10 ounces of butternut squash
2 tablespoons of vegetable oil
1 red onion, diced
2 tablespoons of tomato paste
3 garlic cloves, crushed
1 teaspoon ginger, grated
1 leek, white part only, chopped
2 tablespoons of pine nut
Fresh thyme
¼ cup white wine
7 ounces of broccoli florets
3 tablespoons of cream cheese
1 puff pastry shet, thawed
1 egg yolk, whisked

How to Make Vegetarian Wellington

  1. Preheat the oven to 360˚F/180˚C. Line a baking tray with parchment paper. Add the butternut squash cubes on it and spread them on an even layer. Drizzle some vegetable oil over them. Move the tray to the oven and roast the butternut squash for 30 minutes.

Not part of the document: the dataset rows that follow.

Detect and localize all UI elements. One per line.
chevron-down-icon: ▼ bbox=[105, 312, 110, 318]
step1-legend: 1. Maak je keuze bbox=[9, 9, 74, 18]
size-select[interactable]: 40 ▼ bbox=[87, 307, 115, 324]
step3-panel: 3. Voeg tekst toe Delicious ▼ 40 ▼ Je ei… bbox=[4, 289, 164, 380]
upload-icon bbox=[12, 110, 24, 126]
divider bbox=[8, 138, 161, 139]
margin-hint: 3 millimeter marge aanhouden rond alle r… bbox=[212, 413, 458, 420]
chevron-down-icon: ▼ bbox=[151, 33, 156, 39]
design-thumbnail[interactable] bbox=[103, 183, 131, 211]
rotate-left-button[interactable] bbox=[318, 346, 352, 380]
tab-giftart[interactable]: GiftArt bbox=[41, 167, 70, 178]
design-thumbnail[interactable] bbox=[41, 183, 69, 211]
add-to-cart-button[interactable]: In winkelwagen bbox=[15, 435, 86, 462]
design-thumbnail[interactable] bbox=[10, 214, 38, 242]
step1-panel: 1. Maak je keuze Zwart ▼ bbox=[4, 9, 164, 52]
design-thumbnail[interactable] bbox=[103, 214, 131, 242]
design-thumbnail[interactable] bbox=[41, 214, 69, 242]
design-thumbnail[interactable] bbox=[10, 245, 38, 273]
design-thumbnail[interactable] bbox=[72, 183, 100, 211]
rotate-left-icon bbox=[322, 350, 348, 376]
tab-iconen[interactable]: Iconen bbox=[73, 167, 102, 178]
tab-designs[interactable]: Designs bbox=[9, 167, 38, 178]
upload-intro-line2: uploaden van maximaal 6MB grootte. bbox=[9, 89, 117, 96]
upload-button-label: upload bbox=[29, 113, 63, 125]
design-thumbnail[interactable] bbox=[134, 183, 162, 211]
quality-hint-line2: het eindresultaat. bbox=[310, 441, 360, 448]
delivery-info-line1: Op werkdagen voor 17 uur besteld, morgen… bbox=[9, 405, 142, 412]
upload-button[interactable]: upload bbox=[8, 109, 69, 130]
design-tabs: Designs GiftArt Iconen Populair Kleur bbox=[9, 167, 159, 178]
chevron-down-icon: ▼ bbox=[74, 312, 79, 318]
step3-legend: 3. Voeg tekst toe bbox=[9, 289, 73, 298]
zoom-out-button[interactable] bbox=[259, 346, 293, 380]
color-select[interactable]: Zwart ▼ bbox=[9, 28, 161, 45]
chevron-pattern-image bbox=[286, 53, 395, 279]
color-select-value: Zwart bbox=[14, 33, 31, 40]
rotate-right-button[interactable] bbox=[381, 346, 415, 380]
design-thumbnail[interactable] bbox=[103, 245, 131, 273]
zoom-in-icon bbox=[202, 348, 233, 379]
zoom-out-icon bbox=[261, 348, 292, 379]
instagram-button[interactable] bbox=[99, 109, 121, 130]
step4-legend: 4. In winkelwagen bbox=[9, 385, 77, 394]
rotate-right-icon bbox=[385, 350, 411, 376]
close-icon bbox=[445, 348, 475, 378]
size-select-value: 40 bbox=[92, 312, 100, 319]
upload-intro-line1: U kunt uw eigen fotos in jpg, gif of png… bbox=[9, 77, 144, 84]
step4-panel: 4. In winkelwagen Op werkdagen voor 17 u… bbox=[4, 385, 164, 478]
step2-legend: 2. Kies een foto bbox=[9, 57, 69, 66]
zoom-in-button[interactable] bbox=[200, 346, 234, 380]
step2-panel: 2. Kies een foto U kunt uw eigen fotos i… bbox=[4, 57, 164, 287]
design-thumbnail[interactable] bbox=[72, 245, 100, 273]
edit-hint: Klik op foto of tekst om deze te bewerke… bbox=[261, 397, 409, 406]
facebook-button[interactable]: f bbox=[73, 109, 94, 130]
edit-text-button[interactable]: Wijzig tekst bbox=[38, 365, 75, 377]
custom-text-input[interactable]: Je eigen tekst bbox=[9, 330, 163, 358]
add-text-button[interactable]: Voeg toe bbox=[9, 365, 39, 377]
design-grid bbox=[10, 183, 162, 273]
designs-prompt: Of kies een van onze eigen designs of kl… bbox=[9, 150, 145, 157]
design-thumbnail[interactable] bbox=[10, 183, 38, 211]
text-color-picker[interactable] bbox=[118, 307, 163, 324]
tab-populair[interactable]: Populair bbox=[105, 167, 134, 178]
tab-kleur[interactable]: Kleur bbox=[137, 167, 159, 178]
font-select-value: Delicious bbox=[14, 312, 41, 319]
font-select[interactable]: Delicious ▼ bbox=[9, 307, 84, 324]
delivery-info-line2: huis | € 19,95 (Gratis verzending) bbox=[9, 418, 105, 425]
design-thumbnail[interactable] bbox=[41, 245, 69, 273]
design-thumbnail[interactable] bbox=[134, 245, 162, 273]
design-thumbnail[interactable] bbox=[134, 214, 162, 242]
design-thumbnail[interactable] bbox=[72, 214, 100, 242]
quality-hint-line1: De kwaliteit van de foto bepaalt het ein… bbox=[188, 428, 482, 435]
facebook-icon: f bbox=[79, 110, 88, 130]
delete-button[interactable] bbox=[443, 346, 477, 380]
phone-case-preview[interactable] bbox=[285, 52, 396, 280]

  2. Heat the remaining vegetable oil in a wok, then add the red onion. Stir and cook until the onion softens.
  3. Add the tomato paste, garlic, ginger, chopped leek, pine nuts, and fresh thyme. Stir to combine all, then cook for a few minutes.
  4. Add the broccoli florets, season with salt and pepper, add the cream cheese. Stir to incorporate all the ingredients, then move the combo to a bowl. Add the roasted squash to the same bowl. Also, add 1-2 tablespoons of breadcrumbs and mix.
  5. Grease a loaf pan and place the puff pastry sheet on its bottom and edges (keep some to top the loaf with). Cut off its ends. Fill the pan with the vegetable mixture, then top the loaf with another piece of puff pastry. Spread some egg yolk over it. Bake for 30 minutes at 360˚F/180˚C.